Inside Llewyn Davis

INSIDE LLEWYN DAVIS has some of the most beautiful melancholia I've seen in some time. It's the sort of film best viewed by oneself, preferably on an overcast, chilly afternoon or evening. Following what is debatably an anticlimax, you sit and continue to experience the sort of loneliness its title character is left with. Maybe also some shred of new wisdom to boot.  The sense of solitude the Coen Brothers' new film inspires made me feel the way a slow, minor key, poignant song might. So sad but so satisfying in a work of art that touches your emotions and your intellect (maybe not your soul).  So appropriate as this film follows a less than successful folk singer around Greenwich Village and beyond in 1961, before Dylan took the stool and changed the music world.

Llewyn Davis (Oscar Isaac) wanders New York City forever in search of a couch on which to crash. He's broke, seeing not a nickel of residual from an album he and his former partner (who committed suicide) cut, as well as his solo LP, "Inside Llewyn Davis".  His agent is all but useless (though one of those great Coens faces, played by Jerry Grayson). There's a sister in Queens and friends/lovers in the Village and Upper West Side, all of whom are disgusted with his blatant narcissism and lack of responsibility.

A young lady Llewyn got pregnant named Jean (Carey Mulligan), and she's not the first, is also the girlfriend of his buddy/sometime collaborator Jim (Justin Timberlake). They all play at the Gaslight Cafe for peanuts, but it's still exposure. A university professor and his wife, the Gorfeins (Ethan Phillips and Robin Bartlett) are Llewyn's last resort/go to crash pad when everyone else understandly tells him to fuck off. One morning, their cat escapes as Llewyn is leaving and he henceforth has a companion. Will the Coens attempt to tell a story ala 1974's HARRY and TONTO, the lovely film that featured Art Carney as a retiree who travels cross country with his beloved feline?

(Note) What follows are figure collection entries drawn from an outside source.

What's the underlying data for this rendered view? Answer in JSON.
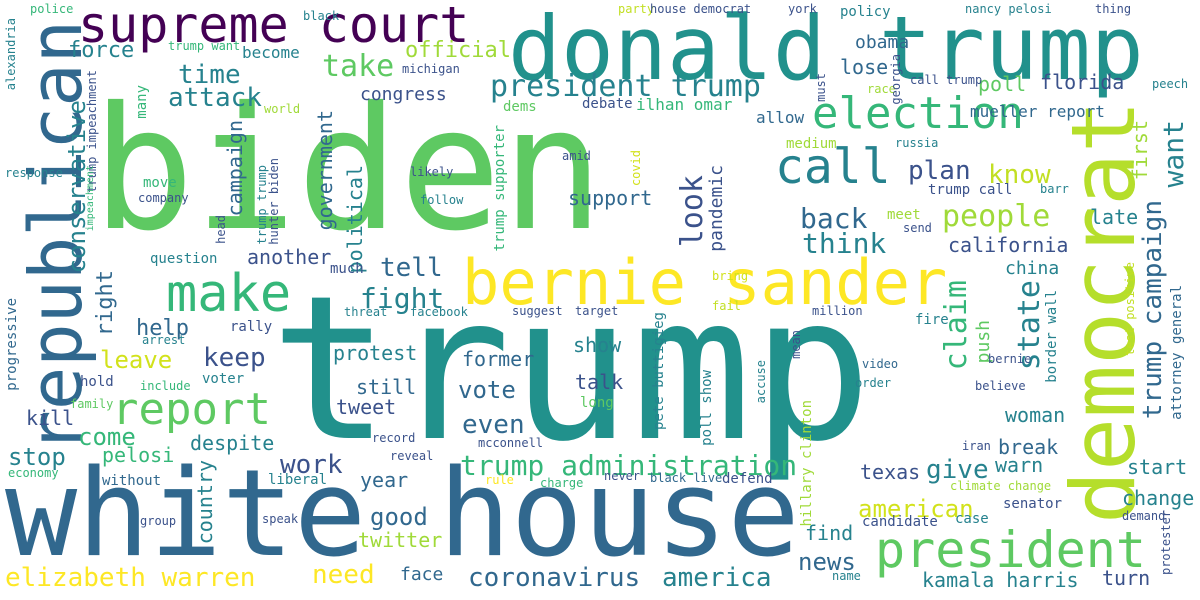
{
  "words": [
    {
      "text": "trump",
      "color": "#21918c"
    },
    {
      "text": "biden",
      "color": "#5ec962"
    },
    {
      "text": "white house",
      "color": "#31688e"
    },
    {
      "text": "donald trump",
      "color": "#21918c"
    },
    {
      "text": "democrat",
      "color": "#b5de2b"
    },
    {
      "text": "republican",
      "color": "#31688e"
    },
    {
      "text": "supreme court",
      "color": "#440154"
    },
    {
      "text": "bernie sander",
      "color": "#fde725"
    },
    {
      "text": "president",
      "color": "#5ec962"
    },
    {
      "text": "make",
      "color": "#35b779"
    },
    {
      "text": "report",
      "color": "#5ec962"
    },
    {
      "text": "election",
      "color": "#35b779"
    },
    {
      "text": "call",
      "color": "#26828e"
    },
    {
      "text": "president trump",
      "color": "#26828e"
    },
    {
      "text": "trump campaign",
      "color": "#31688e"
    },
    {
      "text": "trump administration",
      "color": "#35b779"
    },
    {
      "text": "coronavirus",
      "color": "#31688e"
    },
    {
      "text": "america",
      "color": "#26828e"
    },
    {
      "text": "elizabeth warren",
      "color": "#fde725"
    },
    {
      "text": "need",
      "color": "#fde725"
    },
    {
      "text": "people",
      "color": "#a0da39"
    },
    {
      "text": "want",
      "color": "#26828e"
    },
    {
      "text": "claim",
      "color": "#35b779"
    },
    {
      "text": "state",
      "color": "#26828e"
    },
    {
      "text": "look",
      "color": "#3b528b"
    },
    {
      "text": "conservative",
      "color": "#26828e"
    },
    {
      "text": "take",
      "color": "#5ec962"
    },
    {
      "text": "attack",
      "color": "#26828e"
    },
    {
      "text": "time",
      "color": "#26828e"
    },
    {
      "text": "official",
      "color": "#a0da39"
    },
    {
      "text": "force",
      "color": "#26828e"
    },
    {
      "text": "know",
      "color": "#c2df23"
    },
    {
      "text": "back",
      "color": "#31688e"
    },
    {
      "text": "think",
      "color": "#26828e"
    },
    {
      "text": "plan",
      "color": "#3b528b"
    },
    {
      "text": "tell",
      "color": "#31688e"
    },
    {
      "text": "fight",
      "color": "#26828e"
    },
    {
      "text": "keep",
      "color": "#3b528b"
    },
    {
      "text": "leave",
      "color": "#d2e21b"
    },
    {
      "text": "help",
      "color": "#31688e"
    },
    {
      "text": "right",
      "color": "#31688e"
    },
    {
      "text": "come",
      "color": "#35b779"
    },
    {
      "text": "stop",
      "color": "#26828e"
    },
    {
      "text": "work",
      "color": "#3b528b"
    },
    {
      "text": "vote",
      "color": "#31688e"
    },
    {
      "text": "even",
      "color": "#31688e"
    },
    {
      "text": "good",
      "color": "#31688e"
    },
    {
      "text": "american",
      "color": "#d2e21b"
    },
    {
      "text": "give",
      "color": "#26828e"
    },
    {
      "text": "news",
      "color": "#31688e"
    },
    {
      "text": "california",
      "color": "#3b528b"
    },
    {
      "text": "florida",
      "color": "#3b528b"
    },
    {
      "text": "poll",
      "color": "#5ec962"
    },
    {
      "text": "lose",
      "color": "#31688e"
    },
    {
      "text": "obama",
      "color": "#31688e"
    },
    {
      "text": "congress",
      "color": "#3b528b"
    },
    {
      "text": "support",
      "color": "#31688e"
    },
    {
      "text": "campaign",
      "color": "#31688e"
    },
    {
      "text": "government",
      "color": "#31688e"
    },
    {
      "text": "political",
      "color": "#26828e"
    },
    {
      "text": "another",
      "color": "#3b528b"
    },
    {
      "text": "protest",
      "color": "#26828e"
    },
    {
      "text": "former",
      "color": "#31688e"
    },
    {
      "text": "still",
      "color": "#31688e"
    },
    {
      "text": "tweet",
      "color": "#3b528b"
    },
    {
      "text": "talk",
      "color": "#3b528b"
    },
    {
      "text": "show",
      "color": "#26828e"
    },
    {
      "text": "pelosi",
      "color": "#35b779"
    },
    {
      "text": "despite",
      "color": "#26828e"
    },
    {
      "text": "country",
      "color": "#26828e"
    },
    {
      "text": "year",
      "color": "#31688e"
    },
    {
      "text": "twitter",
      "color": "#a0da39"
    },
    {
      "text": "face",
      "color": "#31688e"
    },
    {
      "text": "kill",
      "color": "#3b528b"
    },
    {
      "text": "woman",
      "color": "#26828e"
    },
    {
      "text": "break",
      "color": "#31688e"
    },
    {
      "text": "warn",
      "color": "#26828e"
    },
    {
      "text": "start",
      "color": "#26828e"
    },
    {
      "text": "change",
      "color": "#26828e"
    },
    {
      "text": "texas",
      "color": "#3b528b"
    },
    {
      "text": "find",
      "color": "#26828e"
    },
    {
      "text": "kamala harris",
      "color": "#26828e"
    },
    {
      "text": "turn",
      "color": "#3b528b"
    },
    {
      "text": "china",
      "color": "#26828e"
    },
    {
      "text": "push",
      "color": "#5ec962"
    },
    {
      "text": "late",
      "color": "#26828e"
    },
    {
      "text": "first",
      "color": "#a0da39"
    },
    {
      "text": "pandemic",
      "color": "#3b528b"
    },
    {
      "text": "allow",
      "color": "#31688e"
    },
    {
      "text": "medium",
      "color": "#a0da39"
    },
    {
      "text": "mueller report",
      "color": "#31688e"
    },
    {
      "text": "ilhan omar",
      "color": "#35b779"
    },
    {
      "text": "debate",
      "color": "#3b528b"
    },
    {
      "text": "dems",
      "color": "#5ec962"
    },
    {
      "text": "become",
      "color": "#26828e"
    },
    {
      "text": "trump want",
      "color": "#35b779"
    },
    {
      "text": "alexandria",
      "color": "#26828e"
    },
    {
      "text": "police",
      "color": "#35b779"
    },
    {
      "text": "black",
      "color": "#26828e"
    },
    {
      "text": "party",
      "color": "#c2df23"
    },
    {
      "text": "house democrat",
      "color": "#3b528b"
    },
    {
      "text": "york",
      "color": "#3b528b"
    },
    {
      "text": "policy",
      "color": "#26828e"
    },
    {
      "text": "nancy pelosi",
      "color": "#26828e"
    },
    {
      "text": "thing",
      "color": "#3b528b"
    },
    {
      "text": "michigan",
      "color": "#3b528b"
    },
    {
      "text": "many",
      "color": "#35b779"
    },
    {
      "text": "trump impeachment",
      "color": "#3b528b"
    },
    {
      "text": "impeachment",
      "color": "#35b779"
    },
    {
      "text": "response",
      "color": "#26828e"
    },
    {
      "text": "move",
      "color": "#35b779"
    },
    {
      "text": "company",
      "color": "#3b528b"
    },
    {
      "text": "trump trump",
      "color": "#26828e"
    },
    {
      "text": "hunter biden",
      "color": "#3b528b"
    },
    {
      "text": "head",
      "color": "#3b528b"
    },
    {
      "text": "likely",
      "color": "#3b528b"
    },
    {
      "text": "follow",
      "color": "#26828e"
    },
    {
      "text": "amid",
      "color": "#3b528b"
    },
    {
      "text": "covid",
      "color": "#d2e21b"
    },
    {
      "text": "trump supporter",
      "color": "#35b779"
    },
    {
      "text": "question",
      "color": "#26828e"
    },
    {
      "text": "much",
      "color": "#3b528b"
    },
    {
      "text": "rally",
      "color": "#3b528b"
    },
    {
      "text": "arrest",
      "color": "#26828e"
    },
    {
      "text": "progressive",
      "color": "#31688e"
    },
    {
      "text": "include",
      "color": "#35b779"
    },
    {
      "text": "voter",
      "color": "#26828e"
    },
    {
      "text": "hold",
      "color": "#3b528b"
    },
    {
      "text": "family",
      "color": "#5ec962"
    },
    {
      "text": "economy",
      "color": "#35b779"
    },
    {
      "text": "without",
      "color": "#31688e"
    },
    {
      "text": "group",
      "color": "#3b528b"
    },
    {
      "text": "speak",
      "color": "#3b528b"
    },
    {
      "text": "liberal",
      "color": "#26828e"
    },
    {
      "text": "rule",
      "color": "#fde725"
    },
    {
      "text": "charge",
      "color": "#35b779"
    },
    {
      "text": "never",
      "color": "#3b528b"
    },
    {
      "text": "black live",
      "color": "#31688e"
    },
    {
      "text": "defend",
      "color": "#3b528b"
    },
    {
      "text": "climate change",
      "color": "#a0da39"
    },
    {
      "text": "senator",
      "color": "#3b528b"
    },
    {
      "text": "demand",
      "color": "#3b528b"
    },
    {
      "text": "protester",
      "color": "#3b528b"
    },
    {
      "text": "attorney general",
      "color": "#31688e"
    },
    {
      "text": "test positive",
      "color": "#c2df23"
    },
    {
      "text": "border wall",
      "color": "#26828e"
    },
    {
      "text": "bernie",
      "color": "#3b528b"
    },
    {
      "text": "believe",
      "color": "#3b528b"
    },
    {
      "text": "iran",
      "color": "#3b528b"
    },
    {
      "text": "video",
      "color": "#31688e"
    },
    {
      "text": "order",
      "color": "#26828e"
    },
    {
      "text": "hillary clinton",
      "color": "#a0da39"
    },
    {
      "text": "mean",
      "color": "#3b528b"
    },
    {
      "text": "accuse",
      "color": "#26828e"
    },
    {
      "text": "poll show",
      "color": "#26828e"
    },
    {
      "text": "pete buttigieg",
      "color": "#26828e"
    },
    {
      "text": "long",
      "color": "#5ec962"
    },
    {
      "text": "record",
      "color": "#3b528b"
    },
    {
      "text": "reveal",
      "color": "#3b528b"
    },
    {
      "text": "mcconnell",
      "color": "#3b528b"
    },
    {
      "text": "threat",
      "color": "#26828e"
    },
    {
      "text": "facebook",
      "color": "#26828e"
    },
    {
      "text": "suggest",
      "color": "#3b528b"
    },
    {
      "text": "target",
      "color": "#3b528b"
    },
    {
      "text": "million",
      "color": "#3b528b"
    },
    {
      "text": "fire",
      "color": "#26828e"
    },
    {
      "text": "fail",
      "color": "#c2df23"
    },
    {
      "text": "bring",
      "color": "#d2e21b"
    },
    {
      "text": "meet",
      "color": "#a0da39"
    },
    {
      "text": "send",
      "color": "#3b528b"
    },
    {
      "text": "russia",
      "color": "#26828e"
    },
    {
      "text": "trump call",
      "color": "#3b528b"
    },
    {
      "text": "barr",
      "color": "#26828e"
    },
    {
      "text": "must",
      "color": "#3b528b"
    },
    {
      "text": "race",
      "color": "#a0da39"
    },
    {
      "text": "georgia",
      "color": "#3b528b"
    },
    {
      "text": "call trump",
      "color": "#3b528b"
    },
    {
      "text": "peech",
      "color": "#26828e"
    },
    {
      "text": "world",
      "color": "#a0da39"
    },
    {
      "text": "candidate",
      "color": "#3b528b"
    },
    {
      "text": "case",
      "color": "#26828e"
    },
    {
      "text": "name",
      "color": "#26828e"
    }
  ]
}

Sort of.  Llewyn eventually hitchhikes to Chicago to meet with a well known producer named Grossman (F. Murray Abraham) in the hopes of an audition and/or gig.  There's a cat with Llewyn but it's not the same one he inherited, though it looks just like it. The cat(s) in this film are fun to watch, and will allow you later to wonder of their significance as they watch subway stops and stare sadly at their troubled human.  On the journey, Llewyn meets a junkie jazz musician (John Goodman) and his laconic valet (Grant Hedlund) in a series of vignettes that are pure Coens. These scenes will either provide sly grins or painful sighs.  You know who you are either way.

The film begins and ends with the same scene: Llewyn is attacked by a stranger in the alley behind the Gaslight for reasons that are essentially the film's themes.  I will refrain from further elaboration. Though whether the events around it are exactly the same as presented in the film's opening minutes will prompt debate among viewers. Such ambiguity is also vintage Coens.

For all its solemnity, INSIDE LLEWYN DAVIS has many hilarious moments, some of the point and laugh superiority genre, others quieter, observational. Sometimes both, as in the scene with Llewyn at dinner with the Gorfeins and their rather square friends (more great faces/character actors).  The scene is a perfect ballet of comedy, then shifts to explosive, even heart thumping drama, quite deftly.

I was reminded of Jim Jarmusch's BROKEN FLOWERS by this scene and several others. So much droll, unexpected, blink and you'll miss it humor to be discovered among a bleak and seemingly hopeless landscape. A flawed lead character we nonetheless root for but also want to slap or punch, hard at times.  I'm sure there is a wealth of meaning in this movie I've yet to discover. Suffering for your art, for starters.  Some viewers may feel they are suffering for Ethan and Joel's.

Thus, many people will dislike INSIDE LLEWEYN DAVIS.  My wife's boss, who lived in the Village during the time period depicted, was dismayed at how inaccurate she felt the movie was.  But this is the Coens' world, not the real one. The atmosphere is somber and dark. Off-putting to some. It is filled with the sort of mordancy and cynicism, to say nothing of great music (again produced by T. Bone Burnett), fans have come to appreciate. Music is what allows Llewyn and some of the other characters to breathe.

"I am the surgeon and music is my knife. It cuts away my sorrow and purifies my life." Paul Simon once sang in a tune called "God Bless the Absentee". It fits Llewyn, too.  He's much better at communicating through it than anything else.

I did not see INSIDE LLEWYN DAVIS by myself, but the highly individualistic and idiosyncratic style of it made me ignore the theater full of yentas with little trouble.